Saturday, March 26, 2011

Joke/Quote of the Week #4's Saturday morning and another week has passed like so much ice water under the bridge. While so many of my fellow bloggers are already geared up for trout and other open water species, here in southern Ontario winter has returned with a vengeance and it looks like hard water angling will be possible for at least another few weeks. So here I am now, up before the morning light with an hour to kill before my friends arrive to whisk me away to Lake Simcoe and another assault on the jumbo perch population there.

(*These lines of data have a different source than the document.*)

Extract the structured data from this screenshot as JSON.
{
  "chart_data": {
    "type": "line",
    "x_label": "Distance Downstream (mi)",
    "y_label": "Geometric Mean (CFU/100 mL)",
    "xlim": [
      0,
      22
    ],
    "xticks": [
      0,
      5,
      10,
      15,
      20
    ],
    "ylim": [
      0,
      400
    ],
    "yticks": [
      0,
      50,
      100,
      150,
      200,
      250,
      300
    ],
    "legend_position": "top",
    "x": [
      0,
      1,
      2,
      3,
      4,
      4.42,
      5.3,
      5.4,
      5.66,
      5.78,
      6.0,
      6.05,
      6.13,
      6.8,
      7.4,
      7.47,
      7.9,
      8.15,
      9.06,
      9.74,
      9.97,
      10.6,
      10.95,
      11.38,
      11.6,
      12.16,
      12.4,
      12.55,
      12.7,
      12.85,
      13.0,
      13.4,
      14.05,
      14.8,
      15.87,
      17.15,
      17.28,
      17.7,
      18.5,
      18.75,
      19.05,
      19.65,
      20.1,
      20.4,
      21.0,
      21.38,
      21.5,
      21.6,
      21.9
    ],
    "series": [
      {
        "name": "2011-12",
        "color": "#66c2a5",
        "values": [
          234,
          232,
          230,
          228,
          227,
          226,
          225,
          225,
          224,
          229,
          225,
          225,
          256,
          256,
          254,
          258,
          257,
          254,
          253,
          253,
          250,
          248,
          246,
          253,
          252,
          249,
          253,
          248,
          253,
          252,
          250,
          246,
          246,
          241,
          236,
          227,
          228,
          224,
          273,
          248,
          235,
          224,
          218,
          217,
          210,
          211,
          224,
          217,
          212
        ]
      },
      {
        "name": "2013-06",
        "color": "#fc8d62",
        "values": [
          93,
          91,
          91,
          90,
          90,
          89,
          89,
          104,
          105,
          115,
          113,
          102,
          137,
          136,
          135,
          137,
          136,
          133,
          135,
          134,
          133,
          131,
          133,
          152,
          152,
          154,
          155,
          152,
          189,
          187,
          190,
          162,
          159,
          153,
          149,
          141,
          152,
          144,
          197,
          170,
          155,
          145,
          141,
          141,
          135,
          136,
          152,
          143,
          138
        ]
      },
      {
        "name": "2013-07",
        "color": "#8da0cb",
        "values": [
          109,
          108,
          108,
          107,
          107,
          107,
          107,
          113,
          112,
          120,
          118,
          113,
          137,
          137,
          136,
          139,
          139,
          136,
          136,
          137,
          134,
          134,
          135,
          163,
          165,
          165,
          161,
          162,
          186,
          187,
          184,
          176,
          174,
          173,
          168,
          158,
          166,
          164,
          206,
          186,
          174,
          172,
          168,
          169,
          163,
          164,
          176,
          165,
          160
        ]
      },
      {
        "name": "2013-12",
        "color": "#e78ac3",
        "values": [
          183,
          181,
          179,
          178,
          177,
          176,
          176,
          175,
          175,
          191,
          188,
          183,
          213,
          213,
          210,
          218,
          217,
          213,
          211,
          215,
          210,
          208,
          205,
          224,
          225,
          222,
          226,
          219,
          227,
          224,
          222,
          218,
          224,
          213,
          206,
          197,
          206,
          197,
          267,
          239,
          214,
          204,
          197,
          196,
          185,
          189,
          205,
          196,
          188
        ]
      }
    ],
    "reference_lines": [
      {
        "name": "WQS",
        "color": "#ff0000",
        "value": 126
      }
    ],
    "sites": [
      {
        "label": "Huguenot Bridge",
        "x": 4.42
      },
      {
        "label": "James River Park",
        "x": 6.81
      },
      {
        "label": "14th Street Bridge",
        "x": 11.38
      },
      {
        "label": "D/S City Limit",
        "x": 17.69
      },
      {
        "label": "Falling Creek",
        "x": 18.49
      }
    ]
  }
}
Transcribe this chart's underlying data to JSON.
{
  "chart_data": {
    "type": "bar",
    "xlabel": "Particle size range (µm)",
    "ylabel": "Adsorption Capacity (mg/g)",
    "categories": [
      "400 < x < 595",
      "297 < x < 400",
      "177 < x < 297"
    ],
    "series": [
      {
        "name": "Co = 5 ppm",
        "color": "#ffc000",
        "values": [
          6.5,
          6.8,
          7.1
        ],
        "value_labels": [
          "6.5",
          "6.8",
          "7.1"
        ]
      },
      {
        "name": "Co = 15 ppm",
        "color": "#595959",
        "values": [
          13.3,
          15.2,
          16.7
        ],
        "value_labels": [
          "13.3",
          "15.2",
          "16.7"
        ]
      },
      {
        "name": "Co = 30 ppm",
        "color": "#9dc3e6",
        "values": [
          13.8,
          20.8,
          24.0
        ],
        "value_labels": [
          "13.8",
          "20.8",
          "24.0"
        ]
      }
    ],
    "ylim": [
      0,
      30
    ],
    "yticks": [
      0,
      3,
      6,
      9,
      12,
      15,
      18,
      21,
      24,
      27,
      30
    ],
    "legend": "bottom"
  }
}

Just to fill out my time and possibly amuse you, I think now is the time for another installment of Joke/Quote of the Week.
It is to be observed that 'angling' is the name given to fishing by people who can't fish.

Somebody just back of you while you are fishing is as bad as someone looking over your shoulder while you write a letter to your girl.

You know when they have a fishing show on TV? They catch the fish and then let it go. They don't want to eat the fish, they just want to make it late for something.

Saturday morning I got up early, quietly dressed, made my lunch, grabbed the dog,
and slipped quietly into the garage.
I hooked up the boat up to the truck, and proceeded to back out into a torrential downpour.
The wind was blowing 50 mph, so I pulled back into the garage, turned on the radio,
and discovered that the weather would be bad all day.
I went back into the house, quietly undressed, and slipped back into bed.
I cuddled up to my wife's back, now with a different anticipation, and whispered,
'The weather out there is terrible.'
My loving wife of 10 years replied, 'Can you believe my stupid husband is out fishing in that?'
And then the fight started ...
 Counseling—Newfie Style
Earl and Garge are quietly sitting in a boat fishing, chewing tobacco, and drinking beer
when suddenly Garge says,
“Think I’m gonna divorce the wife. She ain’t spoke to me in over two months.”
Earl spits overboard, takes a long, slow sip of beer, and says,

“Better think it over. Women like that are hard to find.”


  1. Thanks John. A good way to start a Saturday morning.


  2. Good humor.
    Love that Lesters

  3. Chuckles and Tee Hee's, John. Always nice to spread a little humor in the fishing world.